The zloty strengthened for the first time in five days as concern eased that Cyprus’s bailout negotiations will reignite the debt crisis in the euro region, which consumes more than half of Poland’s exports.
The Polish currency appreciated 0.2 percent to 4.1852 per euro at 1:09 p.m. in Warsaw. The zloty is down 0.9 percent this week, still the worst performer among emerging-market peers tracked by Bloomberg.
“Entry levels for foreigners may look a tad more attractive as the euro-zloty rate took a bit of a hit due to more jittery European markets this week,” Gunter Deuber, an analyst at Raiffeisen Research, wrote in a weekly note.
Cypriot lawmakers will debate today legislation to unlock bailout funds. Marios Mavrides, a lawmaker with Cyprus President Nicos Anastasiades’s ruling Disy party, said the government must pass the bill to protect the island nation. The European Central Bank has said it will cut emergency funds for the Mediterranean island’s lenders after March 25 unless it agrees on a bailout with international creditors.
The yield on Poland’s two-year bonds fell for a second day, declining three basis points to 3.17 percent as weaker-than- expected retail sales increased the prospect of further interest-rate cuts.
Sales in February fell 0.8 percent from a year earlier, compared with a 3.1 percent gain in January, the Central Statistical Office in Warsaw said today. That compared with a median forecast for a 0.7 percent increase in a Bloomberg survey of 29 economists. The unemployment rate rose to 14.4 percent last month, the highest in six years, the office also said.

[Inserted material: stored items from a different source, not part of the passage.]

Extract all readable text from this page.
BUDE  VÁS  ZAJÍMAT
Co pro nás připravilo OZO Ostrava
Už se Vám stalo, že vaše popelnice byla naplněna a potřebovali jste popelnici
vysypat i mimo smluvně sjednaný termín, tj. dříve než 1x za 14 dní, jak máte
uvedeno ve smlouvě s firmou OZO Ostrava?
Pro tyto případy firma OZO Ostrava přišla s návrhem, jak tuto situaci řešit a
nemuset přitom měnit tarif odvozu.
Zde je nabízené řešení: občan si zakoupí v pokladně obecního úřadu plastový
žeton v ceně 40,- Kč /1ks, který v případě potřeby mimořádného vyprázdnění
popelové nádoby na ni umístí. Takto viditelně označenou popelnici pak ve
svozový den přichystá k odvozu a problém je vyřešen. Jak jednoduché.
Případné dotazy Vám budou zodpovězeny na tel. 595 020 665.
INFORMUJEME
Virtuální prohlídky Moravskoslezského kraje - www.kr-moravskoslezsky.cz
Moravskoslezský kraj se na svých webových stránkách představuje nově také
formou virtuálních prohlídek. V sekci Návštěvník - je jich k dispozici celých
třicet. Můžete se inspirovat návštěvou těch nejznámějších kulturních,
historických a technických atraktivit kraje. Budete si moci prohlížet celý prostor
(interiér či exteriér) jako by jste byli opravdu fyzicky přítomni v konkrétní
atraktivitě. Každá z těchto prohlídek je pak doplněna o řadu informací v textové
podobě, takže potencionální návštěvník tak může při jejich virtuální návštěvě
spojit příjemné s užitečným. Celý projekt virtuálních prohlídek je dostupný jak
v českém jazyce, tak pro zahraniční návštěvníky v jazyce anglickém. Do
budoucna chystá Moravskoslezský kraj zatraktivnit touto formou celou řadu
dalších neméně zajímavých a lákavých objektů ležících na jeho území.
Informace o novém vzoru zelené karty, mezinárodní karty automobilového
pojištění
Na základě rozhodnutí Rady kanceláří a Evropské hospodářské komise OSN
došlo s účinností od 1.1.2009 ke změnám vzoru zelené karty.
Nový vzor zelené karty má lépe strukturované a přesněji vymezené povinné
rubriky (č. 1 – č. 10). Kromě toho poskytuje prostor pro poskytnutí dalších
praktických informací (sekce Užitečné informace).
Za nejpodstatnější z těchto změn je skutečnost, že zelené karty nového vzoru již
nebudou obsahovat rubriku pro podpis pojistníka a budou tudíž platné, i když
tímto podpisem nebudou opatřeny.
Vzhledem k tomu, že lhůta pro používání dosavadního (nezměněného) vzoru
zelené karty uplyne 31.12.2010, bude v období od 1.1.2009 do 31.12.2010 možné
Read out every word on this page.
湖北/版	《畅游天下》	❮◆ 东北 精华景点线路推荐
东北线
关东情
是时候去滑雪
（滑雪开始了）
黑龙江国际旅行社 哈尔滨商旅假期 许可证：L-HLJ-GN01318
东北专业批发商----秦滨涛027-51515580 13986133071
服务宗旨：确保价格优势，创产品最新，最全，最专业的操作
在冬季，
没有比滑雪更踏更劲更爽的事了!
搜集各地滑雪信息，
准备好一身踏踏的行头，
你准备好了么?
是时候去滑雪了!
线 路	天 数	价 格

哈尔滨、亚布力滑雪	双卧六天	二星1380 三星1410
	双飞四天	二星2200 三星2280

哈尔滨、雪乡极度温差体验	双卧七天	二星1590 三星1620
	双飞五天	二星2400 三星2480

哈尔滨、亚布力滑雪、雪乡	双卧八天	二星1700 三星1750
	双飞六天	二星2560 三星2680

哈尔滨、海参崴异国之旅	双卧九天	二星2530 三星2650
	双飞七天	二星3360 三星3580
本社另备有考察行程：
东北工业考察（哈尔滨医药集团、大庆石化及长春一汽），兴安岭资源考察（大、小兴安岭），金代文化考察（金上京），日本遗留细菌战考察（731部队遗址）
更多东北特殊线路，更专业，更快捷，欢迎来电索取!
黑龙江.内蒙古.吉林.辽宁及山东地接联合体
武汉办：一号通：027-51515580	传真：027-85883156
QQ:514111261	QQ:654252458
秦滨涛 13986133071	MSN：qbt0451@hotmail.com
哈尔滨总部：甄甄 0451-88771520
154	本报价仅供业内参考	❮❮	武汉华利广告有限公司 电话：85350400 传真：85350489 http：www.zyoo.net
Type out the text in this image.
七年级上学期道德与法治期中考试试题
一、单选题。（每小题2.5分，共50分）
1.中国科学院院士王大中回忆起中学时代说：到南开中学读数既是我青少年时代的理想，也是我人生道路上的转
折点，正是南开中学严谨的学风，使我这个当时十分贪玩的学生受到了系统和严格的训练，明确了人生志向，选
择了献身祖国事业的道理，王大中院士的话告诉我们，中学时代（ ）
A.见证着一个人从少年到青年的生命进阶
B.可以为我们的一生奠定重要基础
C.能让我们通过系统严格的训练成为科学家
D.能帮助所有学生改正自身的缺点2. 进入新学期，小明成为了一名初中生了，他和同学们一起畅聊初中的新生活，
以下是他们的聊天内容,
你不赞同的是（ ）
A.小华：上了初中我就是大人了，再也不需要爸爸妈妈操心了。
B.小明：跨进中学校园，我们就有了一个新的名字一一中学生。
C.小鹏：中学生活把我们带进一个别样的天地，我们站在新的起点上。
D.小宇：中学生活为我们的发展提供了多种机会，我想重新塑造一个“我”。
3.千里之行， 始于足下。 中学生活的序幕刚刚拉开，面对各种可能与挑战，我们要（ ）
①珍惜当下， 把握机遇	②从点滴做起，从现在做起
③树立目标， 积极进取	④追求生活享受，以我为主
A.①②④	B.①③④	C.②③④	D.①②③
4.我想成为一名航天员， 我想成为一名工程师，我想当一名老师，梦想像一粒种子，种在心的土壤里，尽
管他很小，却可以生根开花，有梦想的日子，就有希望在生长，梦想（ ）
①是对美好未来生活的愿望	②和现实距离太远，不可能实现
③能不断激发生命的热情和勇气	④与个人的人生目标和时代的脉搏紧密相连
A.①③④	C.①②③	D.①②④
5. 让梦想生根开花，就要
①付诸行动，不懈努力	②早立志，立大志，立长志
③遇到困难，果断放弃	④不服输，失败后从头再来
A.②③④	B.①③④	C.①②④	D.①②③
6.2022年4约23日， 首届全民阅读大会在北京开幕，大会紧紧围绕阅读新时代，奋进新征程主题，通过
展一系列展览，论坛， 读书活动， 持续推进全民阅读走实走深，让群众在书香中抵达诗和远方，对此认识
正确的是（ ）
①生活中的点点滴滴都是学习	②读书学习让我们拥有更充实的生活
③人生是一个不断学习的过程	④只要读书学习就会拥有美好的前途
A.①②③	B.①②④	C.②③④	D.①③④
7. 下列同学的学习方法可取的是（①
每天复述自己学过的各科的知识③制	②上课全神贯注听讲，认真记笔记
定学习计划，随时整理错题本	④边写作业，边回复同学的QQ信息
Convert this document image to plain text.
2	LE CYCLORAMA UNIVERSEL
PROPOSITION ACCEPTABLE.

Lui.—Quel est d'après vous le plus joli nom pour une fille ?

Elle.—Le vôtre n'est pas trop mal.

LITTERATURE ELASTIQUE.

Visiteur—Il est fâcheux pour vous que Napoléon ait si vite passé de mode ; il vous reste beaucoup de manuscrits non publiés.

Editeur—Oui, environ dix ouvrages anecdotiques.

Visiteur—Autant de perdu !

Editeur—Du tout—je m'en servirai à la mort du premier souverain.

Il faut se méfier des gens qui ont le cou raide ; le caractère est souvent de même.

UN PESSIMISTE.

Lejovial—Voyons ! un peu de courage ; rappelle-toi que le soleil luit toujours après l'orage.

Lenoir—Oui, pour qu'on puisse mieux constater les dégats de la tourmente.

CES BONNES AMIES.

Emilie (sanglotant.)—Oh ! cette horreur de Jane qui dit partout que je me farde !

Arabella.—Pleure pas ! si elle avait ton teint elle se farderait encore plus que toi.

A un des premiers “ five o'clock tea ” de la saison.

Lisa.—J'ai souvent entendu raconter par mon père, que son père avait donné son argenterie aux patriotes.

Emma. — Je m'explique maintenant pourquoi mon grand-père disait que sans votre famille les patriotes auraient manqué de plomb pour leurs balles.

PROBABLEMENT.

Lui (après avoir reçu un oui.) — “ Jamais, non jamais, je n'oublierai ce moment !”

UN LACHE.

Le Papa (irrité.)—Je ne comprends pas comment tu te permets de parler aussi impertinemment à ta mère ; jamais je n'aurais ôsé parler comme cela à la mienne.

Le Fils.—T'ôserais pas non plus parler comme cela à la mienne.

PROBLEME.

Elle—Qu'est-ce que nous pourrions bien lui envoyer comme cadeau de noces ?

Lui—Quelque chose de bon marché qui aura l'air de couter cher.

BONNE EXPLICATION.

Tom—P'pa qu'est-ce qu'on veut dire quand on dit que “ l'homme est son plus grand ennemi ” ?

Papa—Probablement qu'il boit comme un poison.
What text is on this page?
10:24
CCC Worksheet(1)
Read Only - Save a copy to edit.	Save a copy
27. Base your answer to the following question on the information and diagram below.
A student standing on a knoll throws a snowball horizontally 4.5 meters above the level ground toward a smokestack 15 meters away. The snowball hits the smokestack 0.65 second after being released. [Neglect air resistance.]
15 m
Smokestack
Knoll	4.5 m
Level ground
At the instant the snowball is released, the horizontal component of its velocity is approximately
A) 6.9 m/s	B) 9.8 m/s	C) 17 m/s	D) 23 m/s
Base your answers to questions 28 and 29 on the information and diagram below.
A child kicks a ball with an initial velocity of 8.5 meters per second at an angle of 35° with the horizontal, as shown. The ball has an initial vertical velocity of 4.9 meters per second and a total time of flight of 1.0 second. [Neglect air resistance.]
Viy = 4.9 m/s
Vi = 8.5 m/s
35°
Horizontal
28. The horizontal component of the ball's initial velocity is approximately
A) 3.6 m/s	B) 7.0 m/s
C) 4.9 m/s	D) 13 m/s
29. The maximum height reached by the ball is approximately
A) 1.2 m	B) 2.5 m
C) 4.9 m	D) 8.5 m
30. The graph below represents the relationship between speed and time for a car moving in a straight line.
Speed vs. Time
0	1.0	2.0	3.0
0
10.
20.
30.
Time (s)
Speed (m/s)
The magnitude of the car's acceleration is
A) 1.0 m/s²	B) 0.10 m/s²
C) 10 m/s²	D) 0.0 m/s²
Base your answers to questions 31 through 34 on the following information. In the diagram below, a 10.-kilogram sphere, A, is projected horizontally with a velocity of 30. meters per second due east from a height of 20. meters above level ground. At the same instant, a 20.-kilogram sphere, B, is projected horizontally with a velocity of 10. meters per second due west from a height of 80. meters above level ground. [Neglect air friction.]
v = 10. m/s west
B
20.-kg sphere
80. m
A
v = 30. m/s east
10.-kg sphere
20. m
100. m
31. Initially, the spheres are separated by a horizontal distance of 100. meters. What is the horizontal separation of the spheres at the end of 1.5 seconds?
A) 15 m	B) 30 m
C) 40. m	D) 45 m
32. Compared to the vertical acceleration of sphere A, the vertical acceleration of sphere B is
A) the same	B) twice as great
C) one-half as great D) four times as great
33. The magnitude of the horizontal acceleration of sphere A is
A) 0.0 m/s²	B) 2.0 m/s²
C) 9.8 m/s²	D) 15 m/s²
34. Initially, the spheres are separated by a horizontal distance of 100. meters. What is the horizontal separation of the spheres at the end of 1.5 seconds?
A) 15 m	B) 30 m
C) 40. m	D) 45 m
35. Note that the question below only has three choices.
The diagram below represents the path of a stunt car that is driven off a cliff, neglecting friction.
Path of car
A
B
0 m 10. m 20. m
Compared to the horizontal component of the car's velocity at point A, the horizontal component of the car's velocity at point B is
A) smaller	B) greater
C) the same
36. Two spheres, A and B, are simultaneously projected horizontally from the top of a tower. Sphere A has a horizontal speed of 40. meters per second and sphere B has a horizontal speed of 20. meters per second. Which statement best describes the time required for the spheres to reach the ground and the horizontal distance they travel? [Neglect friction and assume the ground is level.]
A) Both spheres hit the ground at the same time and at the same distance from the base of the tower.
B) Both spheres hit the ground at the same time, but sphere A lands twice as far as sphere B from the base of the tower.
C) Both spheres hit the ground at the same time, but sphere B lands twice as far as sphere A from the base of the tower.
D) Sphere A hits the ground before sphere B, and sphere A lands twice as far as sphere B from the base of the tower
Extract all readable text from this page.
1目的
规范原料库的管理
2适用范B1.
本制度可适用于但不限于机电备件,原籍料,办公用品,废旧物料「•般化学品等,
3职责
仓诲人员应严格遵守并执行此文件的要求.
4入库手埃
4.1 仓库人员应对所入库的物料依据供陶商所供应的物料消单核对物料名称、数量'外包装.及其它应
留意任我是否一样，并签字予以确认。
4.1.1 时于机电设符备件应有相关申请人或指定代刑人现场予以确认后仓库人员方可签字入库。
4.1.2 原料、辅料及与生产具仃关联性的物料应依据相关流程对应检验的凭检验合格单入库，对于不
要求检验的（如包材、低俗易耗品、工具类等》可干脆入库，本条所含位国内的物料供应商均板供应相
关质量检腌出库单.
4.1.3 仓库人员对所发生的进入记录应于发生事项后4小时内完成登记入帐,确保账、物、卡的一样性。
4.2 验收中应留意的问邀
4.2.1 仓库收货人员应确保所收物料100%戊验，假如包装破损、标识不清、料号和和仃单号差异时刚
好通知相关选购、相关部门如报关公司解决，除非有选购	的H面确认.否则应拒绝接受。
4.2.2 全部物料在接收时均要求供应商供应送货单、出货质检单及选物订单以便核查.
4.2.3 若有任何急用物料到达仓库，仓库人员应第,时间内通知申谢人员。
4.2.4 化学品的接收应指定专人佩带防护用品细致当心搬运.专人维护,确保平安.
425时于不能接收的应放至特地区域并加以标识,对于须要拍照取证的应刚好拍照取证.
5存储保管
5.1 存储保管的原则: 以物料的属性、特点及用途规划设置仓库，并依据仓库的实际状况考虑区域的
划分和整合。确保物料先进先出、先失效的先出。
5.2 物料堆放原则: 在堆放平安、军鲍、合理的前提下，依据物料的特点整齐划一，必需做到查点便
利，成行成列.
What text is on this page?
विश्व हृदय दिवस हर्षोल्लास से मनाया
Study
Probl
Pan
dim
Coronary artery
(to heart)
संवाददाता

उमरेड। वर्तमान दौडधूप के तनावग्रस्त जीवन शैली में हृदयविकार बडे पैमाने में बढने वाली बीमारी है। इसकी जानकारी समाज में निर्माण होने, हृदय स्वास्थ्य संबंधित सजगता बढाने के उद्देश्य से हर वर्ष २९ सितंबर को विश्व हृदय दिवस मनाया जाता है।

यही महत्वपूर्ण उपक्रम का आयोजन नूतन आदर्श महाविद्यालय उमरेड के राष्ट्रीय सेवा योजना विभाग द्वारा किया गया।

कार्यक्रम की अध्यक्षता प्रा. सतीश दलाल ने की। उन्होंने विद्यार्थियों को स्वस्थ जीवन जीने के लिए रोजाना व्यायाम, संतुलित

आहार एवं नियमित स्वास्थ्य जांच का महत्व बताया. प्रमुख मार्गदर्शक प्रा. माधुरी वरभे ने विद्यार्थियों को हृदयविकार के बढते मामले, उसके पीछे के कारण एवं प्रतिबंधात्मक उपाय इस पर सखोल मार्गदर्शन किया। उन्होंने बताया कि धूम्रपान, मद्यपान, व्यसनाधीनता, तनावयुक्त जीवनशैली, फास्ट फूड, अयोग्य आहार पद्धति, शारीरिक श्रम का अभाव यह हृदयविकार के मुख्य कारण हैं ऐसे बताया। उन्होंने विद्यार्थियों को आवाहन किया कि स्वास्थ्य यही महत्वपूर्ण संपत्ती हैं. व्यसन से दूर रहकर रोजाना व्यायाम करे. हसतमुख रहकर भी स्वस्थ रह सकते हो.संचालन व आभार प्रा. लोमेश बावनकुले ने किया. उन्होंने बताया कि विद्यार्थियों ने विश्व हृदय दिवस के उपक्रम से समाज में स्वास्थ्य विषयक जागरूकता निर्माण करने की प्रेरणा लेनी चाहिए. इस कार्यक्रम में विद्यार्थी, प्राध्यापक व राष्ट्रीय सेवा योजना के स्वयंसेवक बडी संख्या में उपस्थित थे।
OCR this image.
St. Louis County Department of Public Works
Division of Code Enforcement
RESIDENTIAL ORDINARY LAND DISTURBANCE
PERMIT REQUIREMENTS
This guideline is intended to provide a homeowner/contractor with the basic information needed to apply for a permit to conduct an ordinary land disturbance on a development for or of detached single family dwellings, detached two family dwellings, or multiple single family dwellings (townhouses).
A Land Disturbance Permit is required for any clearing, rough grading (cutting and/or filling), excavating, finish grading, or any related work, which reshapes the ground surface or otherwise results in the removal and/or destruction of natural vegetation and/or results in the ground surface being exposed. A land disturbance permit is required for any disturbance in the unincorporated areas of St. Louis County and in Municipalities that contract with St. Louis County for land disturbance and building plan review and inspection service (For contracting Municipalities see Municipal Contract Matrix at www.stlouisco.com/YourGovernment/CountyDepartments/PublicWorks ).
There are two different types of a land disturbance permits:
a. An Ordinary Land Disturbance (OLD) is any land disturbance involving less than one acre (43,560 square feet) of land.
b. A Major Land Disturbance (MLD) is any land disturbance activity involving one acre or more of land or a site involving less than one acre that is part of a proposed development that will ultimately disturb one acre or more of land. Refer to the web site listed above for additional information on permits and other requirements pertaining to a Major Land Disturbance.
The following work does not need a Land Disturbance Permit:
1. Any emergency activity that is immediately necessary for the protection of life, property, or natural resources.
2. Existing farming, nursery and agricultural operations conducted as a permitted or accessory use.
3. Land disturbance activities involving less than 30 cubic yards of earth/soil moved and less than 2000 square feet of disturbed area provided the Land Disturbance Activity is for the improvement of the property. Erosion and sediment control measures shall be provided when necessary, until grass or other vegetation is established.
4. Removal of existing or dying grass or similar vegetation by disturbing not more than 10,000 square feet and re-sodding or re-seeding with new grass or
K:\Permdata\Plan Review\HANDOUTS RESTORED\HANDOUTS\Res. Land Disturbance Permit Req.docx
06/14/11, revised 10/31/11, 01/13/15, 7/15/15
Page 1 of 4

The data “may become an argument for further rate cuts in coming months” as it fits into a macroeconomic scenario that is worse than forecast in the Polish central bank’s projection, Piotr Lysienia, senior economist at Bank Pocztowy SA, wrote in a note today.
The bank’s forecasts assume Poland’s economic growth will slow to 1.3 percent this year, the weakest pace since 2001, while inflation stays near the lower end of the central bank’s tolerance range of 1.5 percent to 3.5 percent through 2015.
The Monetary Policy Council could cut rates further below a record low of 3.25 percent if economic growth undershoots expectations, central bank Governor Marek Belka said last week.